The social worker said as both the man and the girl maintained they were father and daughter they had not gone down another route. There was no opportunity to discuss the relationship, but it had been on his agenda.
The child maintained he was her father. He was not there when she or the other children got the results and they were all were distraught with the information about her. “What supports have you put in place to assist them in dealing with this information?” asked the judge. “They are in a fully supported residential unit,” answered the social worker.
“But what specific supports have you put in place for dealing with this information which may utterly change how they perceive their relationship?” The social worker told the judge he had called to the unit and the staff said the children had improved, and there was a psychologist on the in-house team who could deal with them.
He told the court that the threshold for a reasonable cause to believe that there was a serious risk to the health and welfare of the child was reached because the respondent was not their father.
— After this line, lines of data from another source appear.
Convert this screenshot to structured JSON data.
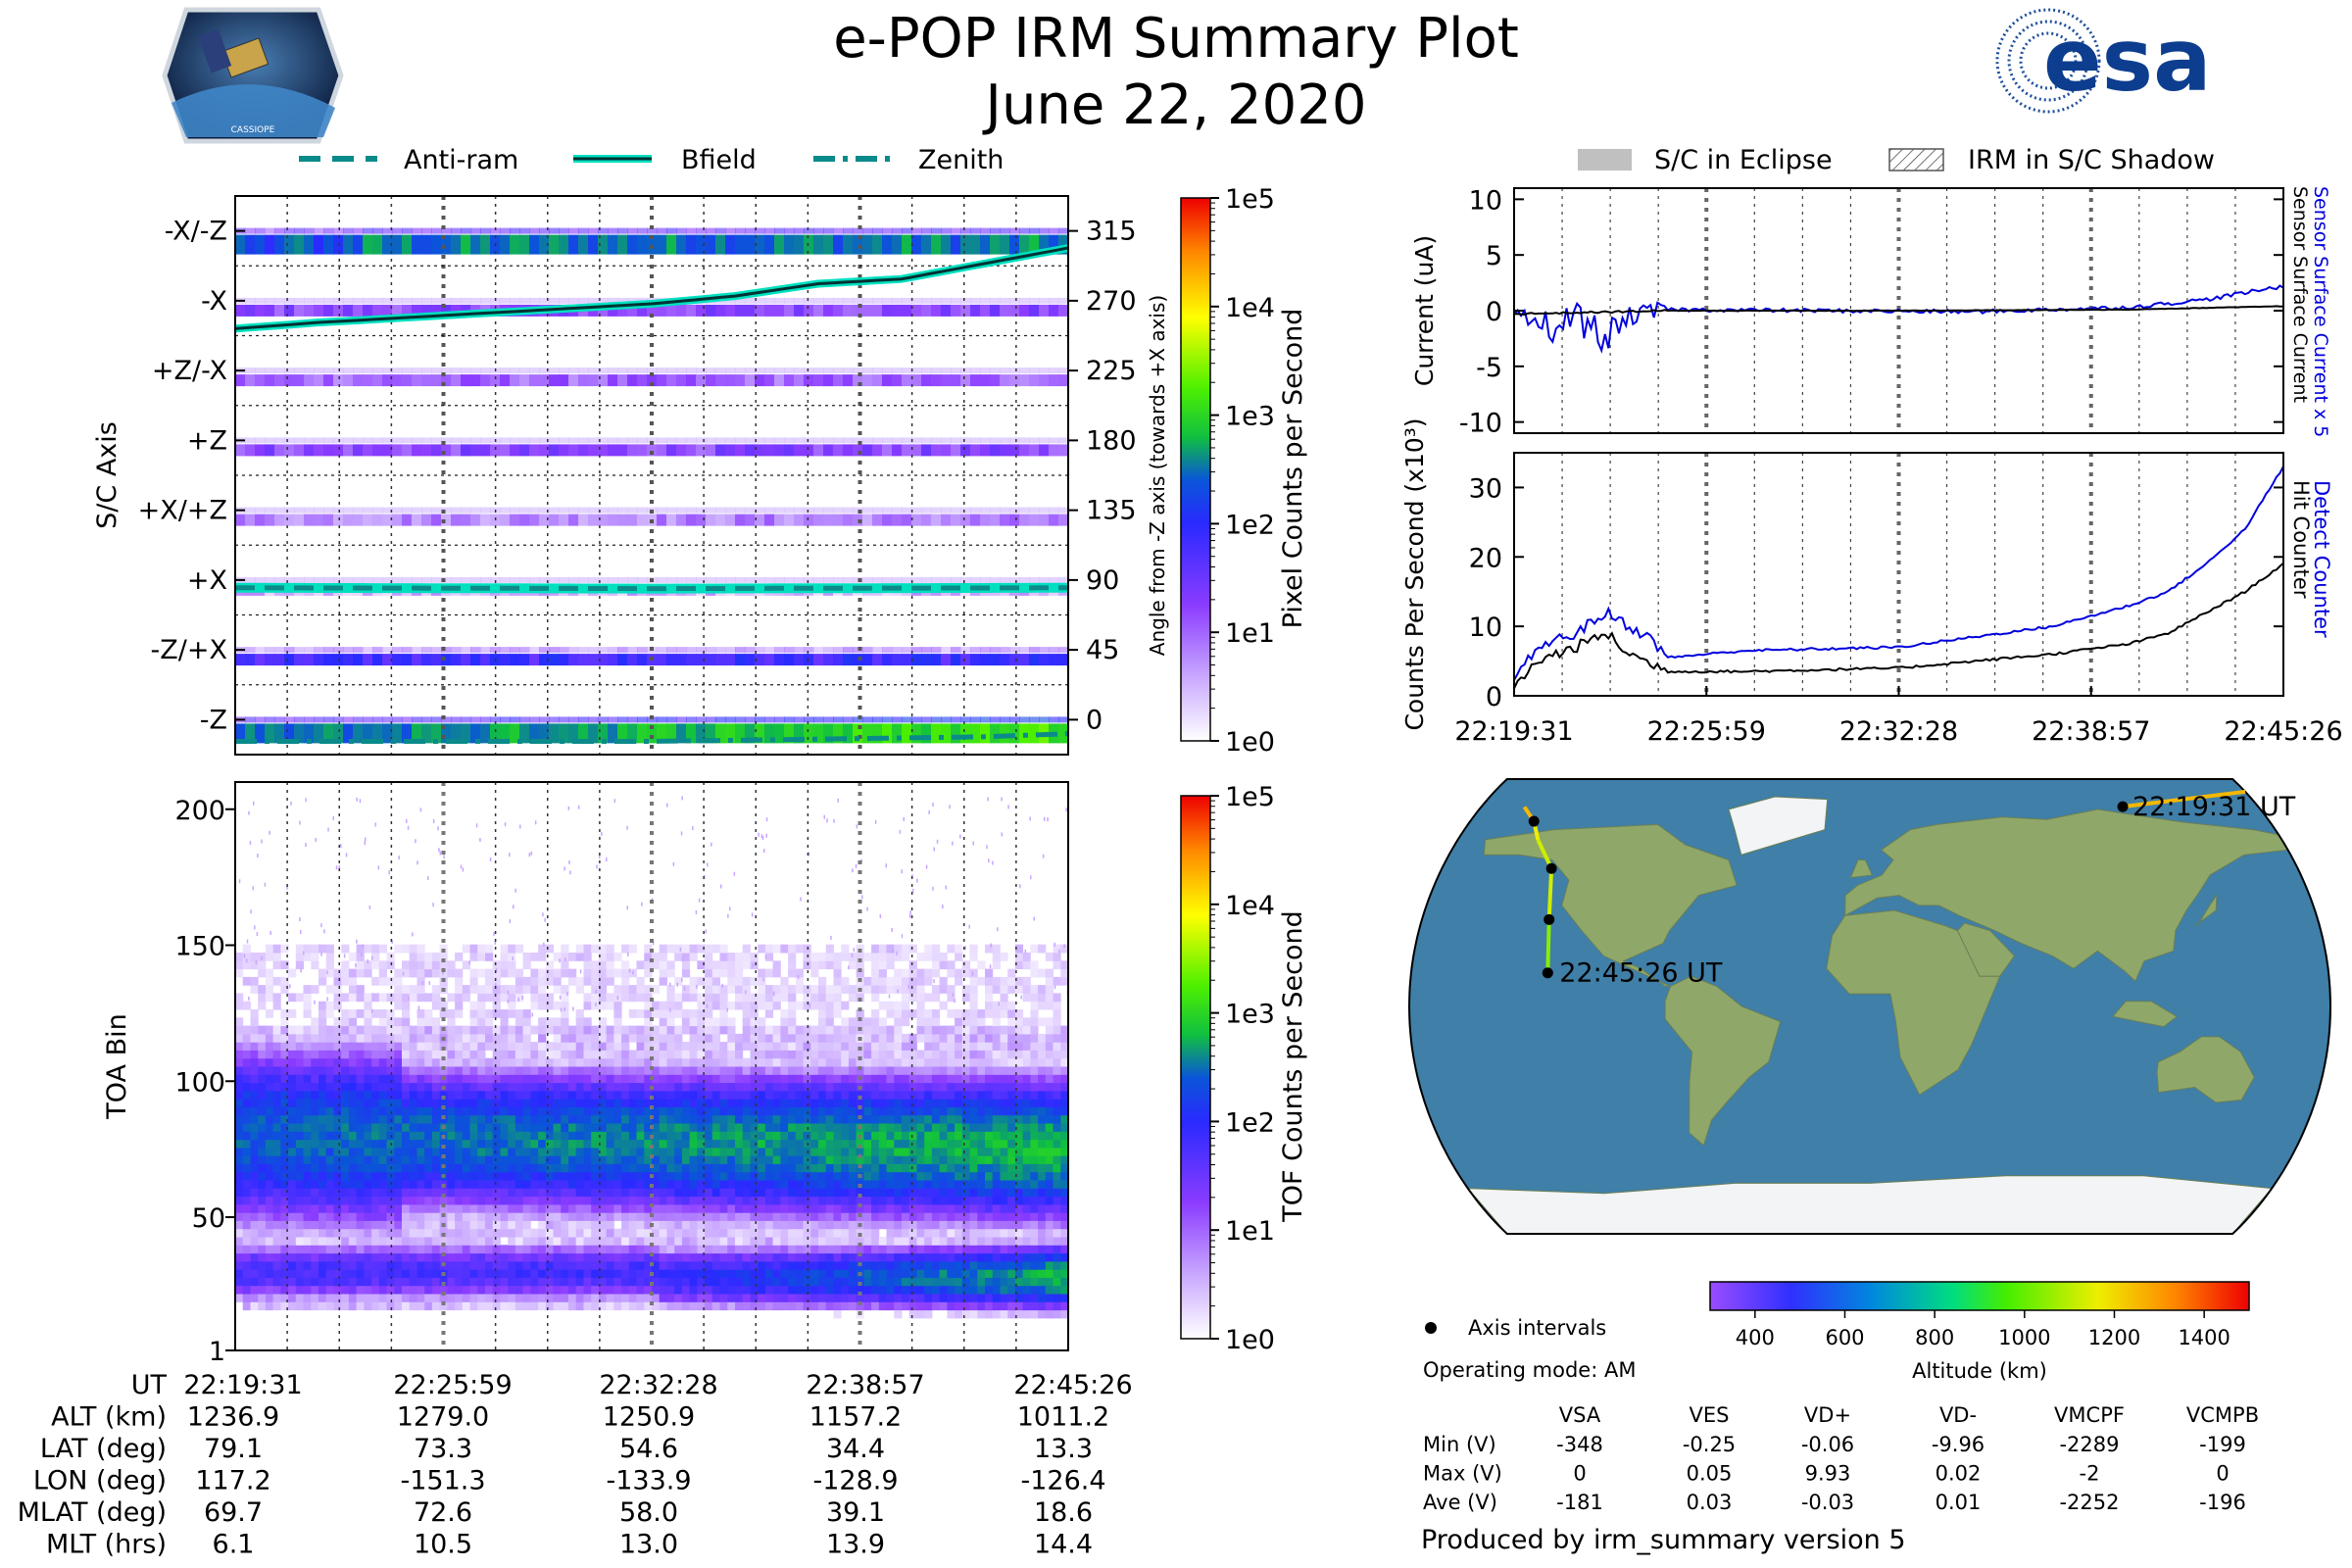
{
  "header": {
    "title": "e-POP IRM Summary Plot",
    "date": "June 22, 2020",
    "mission_badge": "CASSIOPE",
    "agency_logo": "esa"
  },
  "legend_top": [
    "Anti-ram",
    "Bfield",
    "Zenith"
  ],
  "legend_right": [
    "S/C in Eclipse",
    "IRM in S/C Shadow"
  ],
  "colors": {
    "antiram": "#0a8a8a",
    "bfield": "#00e0c0",
    "zenith": "#0a8a8a",
    "sensor_surface_current_x5": "#0000dd",
    "sensor_surface_current": "#000000",
    "detect_counter": "#0000dd",
    "hit_counter": "#000000",
    "ocean": "#3f7fa8",
    "land": "#8fa86a"
  },
  "time_ticks": [
    "22:19:31",
    "22:25:59",
    "22:32:28",
    "22:38:57",
    "22:45:26"
  ],
  "chart_data": [
    {
      "id": "sc-axis",
      "type": "heatmap",
      "ylabel": "S/C Axis",
      "y2label": "Angle from -Z axis (towards +X axis)",
      "row_labels": [
        "-X/-Z",
        "-X",
        "+Z/-X",
        "+Z",
        "+X/+Z",
        "+X",
        "-Z/+X",
        "-Z"
      ],
      "angle_ticks": [
        315,
        270,
        225,
        180,
        135,
        90,
        45,
        0
      ],
      "angle_range": [
        -22.5,
        337.5
      ],
      "colorbar": {
        "label": "Pixel Counts per Second",
        "ticks": [
          "1e0",
          "1e1",
          "1e2",
          "1e3",
          "1e4",
          "1e5"
        ]
      },
      "row_intensity_log": [
        2.5,
        1.2,
        1.0,
        1.2,
        0.8,
        0.5,
        1.8,
        3.0
      ],
      "bfield_angle": {
        "t": [
          0,
          0.1,
          0.2,
          0.3,
          0.4,
          0.5,
          0.6,
          0.7,
          0.8,
          0.9,
          1.0
        ],
        "v": [
          252,
          256,
          259,
          262,
          265,
          268,
          273,
          281,
          284,
          294,
          304
        ]
      },
      "antiram_angle": {
        "t": [
          0,
          0.5,
          1.0
        ],
        "v": [
          85,
          84.5,
          85
        ]
      },
      "zenith_angle": {
        "t": [
          0,
          0.5,
          0.9,
          1.0
        ],
        "v": [
          -14,
          -14,
          -11,
          -9
        ]
      }
    },
    {
      "id": "toa",
      "type": "heatmap",
      "ylabel": "TOA Bin",
      "yticks": [
        1,
        50,
        100,
        150,
        200
      ],
      "ylim": [
        1,
        210
      ],
      "colorbar": {
        "label": "TOF Counts per Second",
        "ticks": [
          "1e0",
          "1e1",
          "1e2",
          "1e3",
          "1e4",
          "1e5"
        ]
      },
      "bands": [
        {
          "center": 80,
          "width": 20,
          "peak_log_start": 2.4,
          "peak_log_end": 2.8
        },
        {
          "center": 30,
          "width": 10,
          "peak_log_start": 1.8,
          "peak_log_end": 2.7
        }
      ]
    },
    {
      "id": "current",
      "type": "line",
      "ylabel": "Current (uA)",
      "ylim": [
        -11,
        11
      ],
      "yticks": [
        10,
        5,
        0,
        -5,
        -10
      ],
      "series": [
        {
          "name": "Sensor Surface Current x 5",
          "t": [
            0,
            0.02,
            0.05,
            0.08,
            0.12,
            0.15,
            0.2,
            0.4,
            0.6,
            0.8,
            0.9,
            1.0
          ],
          "values": [
            -1.5,
            -0.8,
            -1.5,
            -0.5,
            -2.5,
            -0.5,
            0.1,
            0.0,
            -0.1,
            0.3,
            1.0,
            2.2
          ]
        },
        {
          "name": "Sensor Surface Current",
          "t": [
            0,
            0.2,
            0.5,
            0.8,
            1.0
          ],
          "values": [
            -0.3,
            0.0,
            0.0,
            0.1,
            0.4
          ]
        }
      ]
    },
    {
      "id": "counts",
      "type": "line",
      "ylabel": "Counts Per Second (x10³)",
      "ylim": [
        0,
        35
      ],
      "yticks": [
        0,
        10,
        20,
        30
      ],
      "series": [
        {
          "name": "Detect Counter",
          "t": [
            0,
            0.03,
            0.08,
            0.12,
            0.15,
            0.18,
            0.2,
            0.3,
            0.5,
            0.6,
            0.7,
            0.8,
            0.85,
            0.9,
            0.95,
            1.0
          ],
          "values": [
            2,
            7,
            9,
            12,
            10,
            8,
            5.5,
            6.5,
            7,
            8.5,
            10,
            13,
            15,
            19,
            24,
            33
          ]
        },
        {
          "name": "Hit Counter",
          "t": [
            0,
            0.03,
            0.08,
            0.12,
            0.15,
            0.2,
            0.3,
            0.5,
            0.6,
            0.7,
            0.8,
            0.85,
            0.9,
            0.95,
            1.0
          ],
          "values": [
            1,
            5,
            7,
            9,
            6,
            3.5,
            3.5,
            4,
            5,
            6,
            7.5,
            9,
            12,
            15,
            19
          ]
        }
      ]
    }
  ],
  "map": {
    "labels": [
      "22:19:31 UT",
      "22:45:26 UT"
    ],
    "axis_intervals_label": "Axis intervals",
    "operating_mode": "Operating mode: AM",
    "track": {
      "lon": [
        117.2,
        180,
        -160,
        -151.3,
        -145,
        -133.9,
        -128.9,
        -126.4
      ],
      "lat": [
        79.1,
        85,
        79,
        73.3,
        66,
        54.6,
        34.4,
        13.3
      ]
    },
    "interval_points": {
      "lon": [
        117.2,
        -151.3,
        -133.9,
        -128.9,
        -126.4
      ],
      "lat": [
        79.1,
        73.3,
        54.6,
        34.4,
        13.3
      ]
    },
    "altitude_colorbar": {
      "label": "Altitude (km)",
      "ticks": [
        "400",
        "600",
        "800",
        "1000",
        "1200",
        "1400"
      ],
      "range": [
        300,
        1500
      ]
    }
  },
  "params": {
    "row_labels": [
      "UT",
      "ALT (km)",
      "LAT (deg)",
      "LON (deg)",
      "MLAT (deg)",
      "MLT (hrs)"
    ],
    "columns": [
      [
        "22:19:31",
        "1236.9",
        "79.1",
        "117.2",
        "69.7",
        "6.1"
      ],
      [
        "22:25:59",
        "1279.0",
        "73.3",
        "-151.3",
        "72.6",
        "10.5"
      ],
      [
        "22:32:28",
        "1250.9",
        "54.6",
        "-133.9",
        "58.0",
        "13.0"
      ],
      [
        "22:38:57",
        "1157.2",
        "34.4",
        "-128.9",
        "39.1",
        "13.9"
      ],
      [
        "22:45:26",
        "1011.2",
        "13.3",
        "-126.4",
        "18.6",
        "14.4"
      ]
    ]
  },
  "voltages": {
    "headers": [
      "VSA",
      "VES",
      "VD+",
      "VD-",
      "VMCPF",
      "VCMPB"
    ],
    "rows": [
      {
        "label": "Min (V)",
        "values": [
          "-348",
          "-0.25",
          "-0.06",
          "-9.96",
          "-2289",
          "-199"
        ]
      },
      {
        "label": "Max (V)",
        "values": [
          "0",
          "0.05",
          "9.93",
          "0.02",
          "-2",
          "0"
        ]
      },
      {
        "label": "Ave (V)",
        "values": [
          "-181",
          "0.03",
          "-0.03",
          "0.01",
          "-2252",
          "-196"
        ]
      }
    ]
  },
  "footer": "Produced by irm_summary version 5"
}
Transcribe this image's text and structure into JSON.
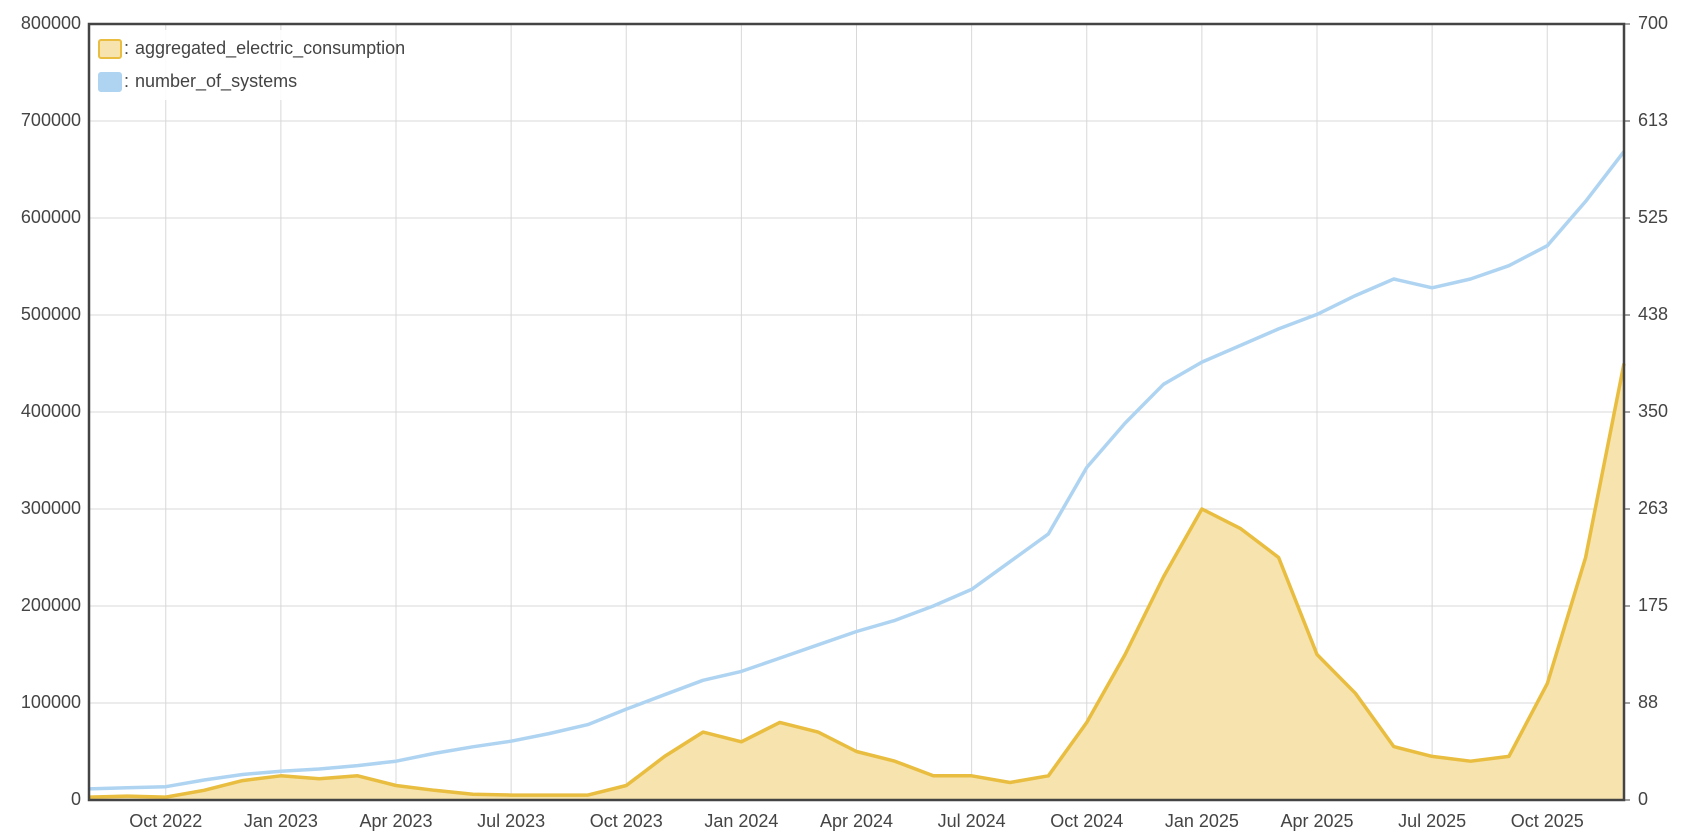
{
  "chart_data": {
    "type": "line",
    "legend_separator": ":",
    "x": [
      "2022-08",
      "2022-09",
      "2022-10",
      "2022-11",
      "2022-12",
      "2023-01",
      "2023-02",
      "2023-03",
      "2023-04",
      "2023-05",
      "2023-06",
      "2023-07",
      "2023-08",
      "2023-09",
      "2023-10",
      "2023-11",
      "2023-12",
      "2024-01",
      "2024-02",
      "2024-03",
      "2024-04",
      "2024-05",
      "2024-06",
      "2024-07",
      "2024-08",
      "2024-09",
      "2024-10",
      "2024-11",
      "2024-12",
      "2025-01",
      "2025-02",
      "2025-03",
      "2025-04",
      "2025-05",
      "2025-06",
      "2025-07",
      "2025-08",
      "2025-09",
      "2025-10",
      "2025-11",
      "2025-12"
    ],
    "xticks": [
      {
        "value": "2022-10",
        "label": "Oct 2022"
      },
      {
        "value": "2023-01",
        "label": "Jan 2023"
      },
      {
        "value": "2023-04",
        "label": "Apr 2023"
      },
      {
        "value": "2023-07",
        "label": "Jul 2023"
      },
      {
        "value": "2023-10",
        "label": "Oct 2023"
      },
      {
        "value": "2024-01",
        "label": "Jan 2024"
      },
      {
        "value": "2024-04",
        "label": "Apr 2024"
      },
      {
        "value": "2024-07",
        "label": "Jul 2024"
      },
      {
        "value": "2024-10",
        "label": "Oct 2024"
      },
      {
        "value": "2025-01",
        "label": "Jan 2025"
      },
      {
        "value": "2025-04",
        "label": "Apr 2025"
      },
      {
        "value": "2025-07",
        "label": "Jul 2025"
      },
      {
        "value": "2025-10",
        "label": "Oct 2025"
      }
    ],
    "ylim": [
      0,
      800000
    ],
    "yticks": [
      0,
      100000,
      200000,
      300000,
      400000,
      500000,
      600000,
      700000,
      800000
    ],
    "y2lim": [
      0,
      700
    ],
    "y2ticks": [
      0,
      {
        "value": 87.5,
        "label": "88"
      },
      175,
      {
        "value": 262.5,
        "label": "263"
      },
      350,
      {
        "value": 437.5,
        "label": "438"
      },
      525,
      {
        "value": 612.5,
        "label": "613"
      },
      700
    ],
    "grid": true,
    "legend": "upper left",
    "series": [
      {
        "name": "aggregated_electric_consumption",
        "color": "#e8bd40",
        "fill": "#f7e3ad",
        "area": true,
        "values": [
          3000,
          4000,
          3000,
          10000,
          20000,
          25000,
          22000,
          25000,
          15000,
          10000,
          6000,
          5000,
          5000,
          5000,
          15000,
          45000,
          70000,
          60000,
          80000,
          70000,
          50000,
          40000,
          25000,
          25000,
          18000,
          25000,
          80000,
          150000,
          230000,
          300000,
          280000,
          250000,
          150000,
          110000,
          55000,
          45000,
          40000,
          45000,
          120000,
          250000,
          450000
        ]
      },
      {
        "name": "number_of_systems",
        "color": "#aed4f2",
        "axis": "y2",
        "values": [
          10,
          11,
          12,
          18,
          23,
          26,
          28,
          31,
          35,
          42,
          48,
          53,
          60,
          68,
          82,
          95,
          108,
          116,
          128,
          140,
          152,
          162,
          175,
          190,
          215,
          240,
          300,
          340,
          375,
          395,
          410,
          425,
          438,
          455,
          470,
          462,
          470,
          482,
          500,
          540,
          585
        ]
      }
    ]
  }
}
They had therefore applied for the emergency Care Order.
The male respondent told the court that the child was his daughter. “The DNA evidence says that is not the case,” said the judge.
“[The child] lost her mother when she was a baby,” he replied. She had been born very prematurely, she was a very special child, his mother took the child and then gave her to him. He was a pastor and had started his ministry seven years ago.
“Why did you not mention her in your application for asylum?” asked the judge. The respondent explained that her name was on the application, the name they were using in court was her second name, her first name was on the application, followed by her second name.
“You gave evidence you haven’t seen your children for five years, can you explain why?” asked the HSE solicitor.
“I left [the other jurisdiction] under duress,” he said. At the time pastors and churches were being attacked. His house was burnt down and his car burnt out. “The police said there was nothing they could do,” so he had to leave, he was also afraid for his children, that they would become targets because of him.
“God says she is my daughter, I love my daughter so much and she loves me,” he told the court.
The judge refused to grant the Emergency Care Order. He said: “The male respondent consented to DNA testing, [the doctor] says there is some overlap between [the child] and the respondent, it would appear to the court that further testing in this regard is required.
“It would appear from the evidence that the main concern is that there is no demonstrated familial relationship which is contradicted by the expert evidence brought forward. Neither is there evidence before the court that there is a serious risk to her health and welfare.
“I am not satisfied that the criteria under Section 13 have been met and therefore I am going to refuse the application.”
The HSE could not show why the respondent was any more of a risk to that child than the other four children they were going to give to him, he added.